By Nandita Bose
WASHINGTON (Reuters) – U.S. Labor Secretary Marty Walsh’s move this week to block a rule making it easier to classify gig workers as independent contractors is just a first step in what is likely to be a long battle over how to delineate the rights of America’s growing gig army.
The rule by former President Donald Trump’s administration, which was supposed to go into effect in March, would have hampered the ability of workers at companies like Uber and Lyft to demand benefits like overtime pay.
The Labor Department, under Walsh’s leadership, is now likely to investigate how the pay and benefits gig workers receive stand up against the federal law protecting American workers, the Fair Labor Standards Act, labor lawyers, unions and former policy makers said.
Walsh, himself a former union member, told Reuters he thinks a lot of U.S. gig workers in the country deserve employee benefits, and that his department would have conversations in coming months with companies that employ them.
“These companies are making profits and revenue and I’m not (going to) begrudge anyone for that because that’s what we are about in America. But we also want to make sure that success trickles down to the worker,” he said last week.
The department’s roadmap is likely to start with announcing its intent to look at worker misclassification and then using probes to build the case for a ruling that supports protections for workers.
Any ruling would have to be reviewed by the White House and be subject to a public comment period, which could take as long as 90 days.
If the department issues a ruling, millions of gig workers could become eligible for benefits like overtime and a minimum wage.
That would almost certainly be the beginning of a battle in Washington as well as state legislatures and courtrooms across the country, the experts told Reuters.
Walsh’s position is reinforced by the FLSA as it currently stands, said Erin Hatton, an associate professor at the State University of New York at Buffalo who specializes in workforce inequities, with a focus on labor markets and the gig economy.
“The companies are really pushing to change the contours of employment law … saying workers want flexibility and this is the only way they can get it,” Hatton said.
“If employment law were to be applied to these gig workers, they would be found to be misclassified,” she said.
Companies like Uber argue that the current system defining employment and a worker’s relationship to a company is outdated.
“It forces a binary choice upon workers: to either be an employee with more benefits but less flexibility, or an independent contractor with more flexibility but limited protections,” Uber spokesman Noah Edwardsen said on Wednesday. “Uber believes that we can combine the best of both worlds.”
Uber, Lyft and Postmates declined comment on this story. Grubhub did not respond to requests for comment. The Department of Labor also declined comment.
BATTLE AHEAD
The exact number of gig workers in the United States varies widely. In 2017, the most recent government data available, the Bureau of Labor Statistics estimated that 21.4 million out of the 331-million-strong population had “contingent” or “alternative” jobs as their sole or main employment, including on-call and temporary workers as well as contractors.
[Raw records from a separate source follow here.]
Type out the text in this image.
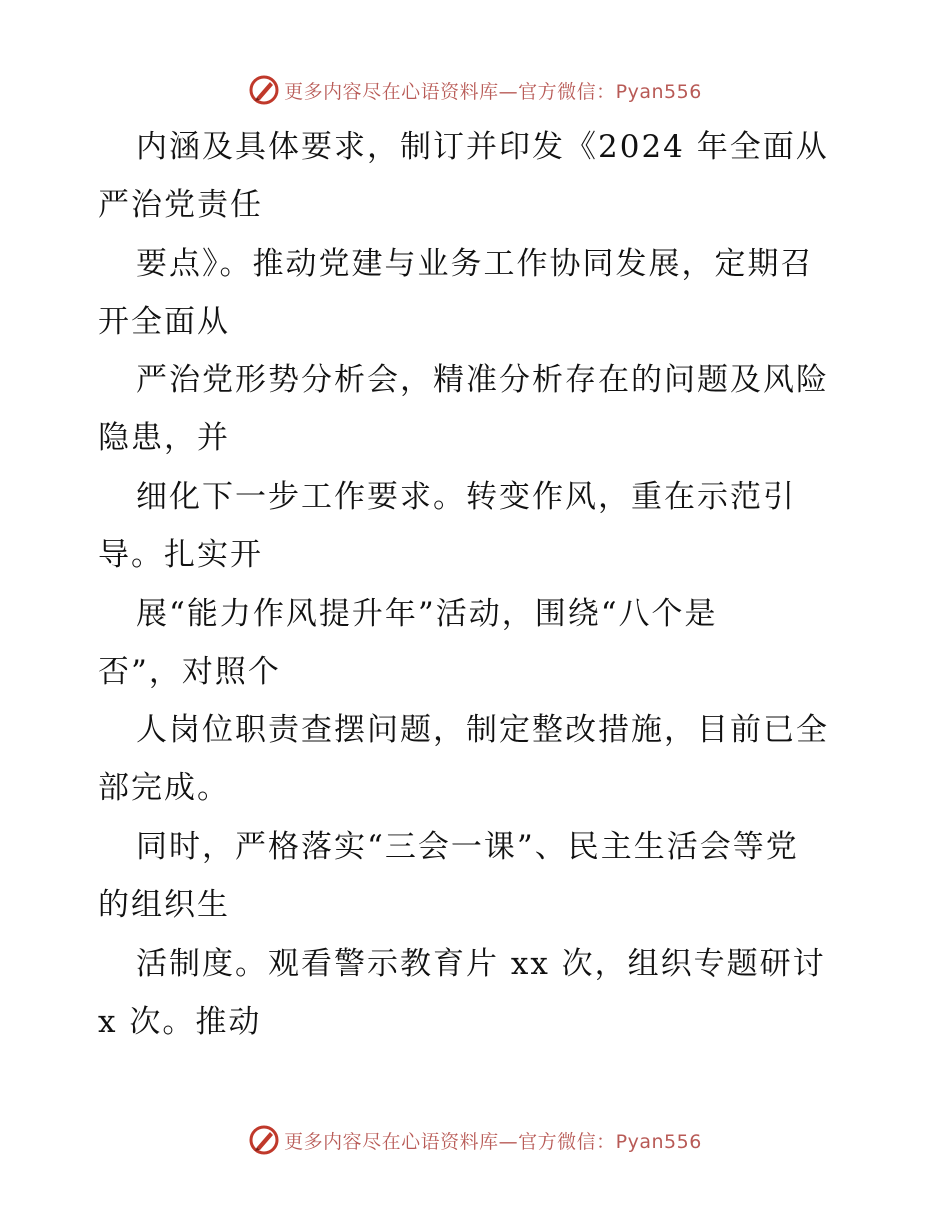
更多内容尽在心语资料库—官方微信：Pyan556
内涵及具体要求，制订并印发《2024 年全面从
严治党责任
要点》。推动党建与业务工作协同发展，定期召
开全面从
严治党形势分析会，精准分析存在的问题及风险
隐患，并
细化下一步工作要求。转变作风，重在示范引
导。扎实开
展“能力作风提升年”活动，围绕“八个是
否”，对照个
人岗位职责查摆问题，制定整改措施，目前已全
部完成。
同时，严格落实“三会一课”、民主生活会等党
的组织生
活制度。观看警示教育片 xx 次，组织专题研讨
x 次。推动
更多内容尽在心语资料库—官方微信：Pyan556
Despite setbacks in Europe, gig economy companies like Uber, Lyft, Doordash and Instacart have been successful in maintaining their workers’ status as independent contractors in the United States, albeit with additional benefits.
The companies scored a decisive win in California in November, when voters in the Democratic-leaning state supported a company-sponsored ballot measure overwriting a state law that would have made their workers employees.
Similar legislation has been introduced in at least three other states – Connecticut, Massachusetts and Missouri – according to labor and gig economy experts tracking such efforts. In West Virginia, a bill was recently enacted into law.
Kathleen Anderson, a partner at the law firm Barnes & Thornburg LLP who represents employers in misclassification cases, said a new Department of Labor ruling on gig workers could give it the ability to go after companies to ensure their compliance.
If the department comes out with an “aggressive ruling,” the courts and the U.S. Congress are likely to get involved, Anderson said.
“This could be potentially devastating to a business … but to really make this stick, you have to go through (federal) legislation,” she said.
The United Food and Commercial Workers (UFCW), one of the largest unions in the country, said Uber and Lyft are already trying to “muddy the waters” by saying a new ruling would hurt actual independent contractors.
“Most gig workers are misclassified,” said UFCW International President Marc Perrone.